All that being said, I remember more mushy romance, more dark, dark, dark stuff with Tom Riddle/Voldemort as a boy. He was pretty nasty and they just hint at what ways he may have been a mean, cruel young man and why in the movie. Also, I seem to recall more mystery and intrigue with the Draco Malfoy sub-plot and the whole thing with Severus Snape. By the time we got to the famous Dumbldore murder scene in the book, you’re not sure what side Snape is on and convinced that Harry must die to defeat Voldemort. But, I wasn’t sold by the end of the movie. Granted, I know how things turn out, but, frankly, Rickman’s heart just didn’t seem to be in Snape this time out. I think he may be getting tired of this role, but I’m sure he’s getting paid quite well to do it, so, whatever.

There was one scene that stood out for me which was just how I remembered it from the book, though. When Dumbledore and Harry go to get the horcrux in the cavern on the storm-wracked coast, it was pretty well as I remembered it. Or, perhaps, even better. Pulling up the boat from the hidden lake via the chain, and the corpses beneath it are both just how I pictured them.
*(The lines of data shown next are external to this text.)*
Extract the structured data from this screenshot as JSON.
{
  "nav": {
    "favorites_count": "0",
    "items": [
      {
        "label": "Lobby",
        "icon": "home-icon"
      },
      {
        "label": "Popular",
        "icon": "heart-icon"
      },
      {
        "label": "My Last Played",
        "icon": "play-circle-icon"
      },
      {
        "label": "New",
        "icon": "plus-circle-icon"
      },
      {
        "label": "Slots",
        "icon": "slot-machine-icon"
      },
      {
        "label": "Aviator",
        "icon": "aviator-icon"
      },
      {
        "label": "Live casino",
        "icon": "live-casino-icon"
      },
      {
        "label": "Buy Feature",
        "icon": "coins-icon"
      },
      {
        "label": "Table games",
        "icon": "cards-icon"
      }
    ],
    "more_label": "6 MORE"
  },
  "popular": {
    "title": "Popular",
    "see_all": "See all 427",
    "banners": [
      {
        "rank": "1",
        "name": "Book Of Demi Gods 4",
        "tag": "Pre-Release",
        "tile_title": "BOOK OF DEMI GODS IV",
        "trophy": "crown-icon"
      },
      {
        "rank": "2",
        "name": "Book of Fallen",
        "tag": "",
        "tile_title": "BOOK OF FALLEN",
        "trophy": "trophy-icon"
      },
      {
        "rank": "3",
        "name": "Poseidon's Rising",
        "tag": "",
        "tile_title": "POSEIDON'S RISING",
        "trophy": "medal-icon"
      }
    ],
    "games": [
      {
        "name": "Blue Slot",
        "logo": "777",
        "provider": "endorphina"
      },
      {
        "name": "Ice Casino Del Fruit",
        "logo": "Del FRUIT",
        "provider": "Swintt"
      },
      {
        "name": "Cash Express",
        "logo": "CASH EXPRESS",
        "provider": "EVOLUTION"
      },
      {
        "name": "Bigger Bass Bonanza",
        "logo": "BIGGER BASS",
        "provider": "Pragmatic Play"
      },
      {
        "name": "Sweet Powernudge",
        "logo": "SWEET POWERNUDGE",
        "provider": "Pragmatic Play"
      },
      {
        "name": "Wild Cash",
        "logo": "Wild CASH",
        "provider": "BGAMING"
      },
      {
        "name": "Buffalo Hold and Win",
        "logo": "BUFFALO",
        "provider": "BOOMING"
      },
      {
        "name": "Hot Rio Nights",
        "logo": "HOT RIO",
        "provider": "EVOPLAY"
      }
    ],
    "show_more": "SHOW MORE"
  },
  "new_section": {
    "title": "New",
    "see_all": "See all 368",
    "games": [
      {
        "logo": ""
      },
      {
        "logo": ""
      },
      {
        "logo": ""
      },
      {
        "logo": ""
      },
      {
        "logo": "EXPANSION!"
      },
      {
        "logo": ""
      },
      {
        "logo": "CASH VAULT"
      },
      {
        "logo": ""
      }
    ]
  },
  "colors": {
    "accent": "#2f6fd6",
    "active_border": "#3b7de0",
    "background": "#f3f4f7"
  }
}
Especially those angry, swampy corpses trying to drag Harry down to join them.

Other parts, though, just seemed a little glossed over, which, I suppose, is why they’re breaking the last book into two movies. Also, bigger profits.
The one thing that they left out, which surprised me, was the very formal funeral of Dumbledore. I suppose it would have taken too much time and, besides, they got the point across with the scene that did end the film.

All in all, though, in spite of some variation from the book, this was a very good movie. I don’t think it was a great movie, like the first one, but it was well worth seeing. Also, it was one of the better films of the season, for sure. If you’re a fan of the books, or just a fan of the earlier movies, this is a must-see movie. If you haven’t, somehow, seen the other movies at least, go rent them, then see this movie, or you’ll be totally lost.
So, final verdict, good and worth seeing, but not great.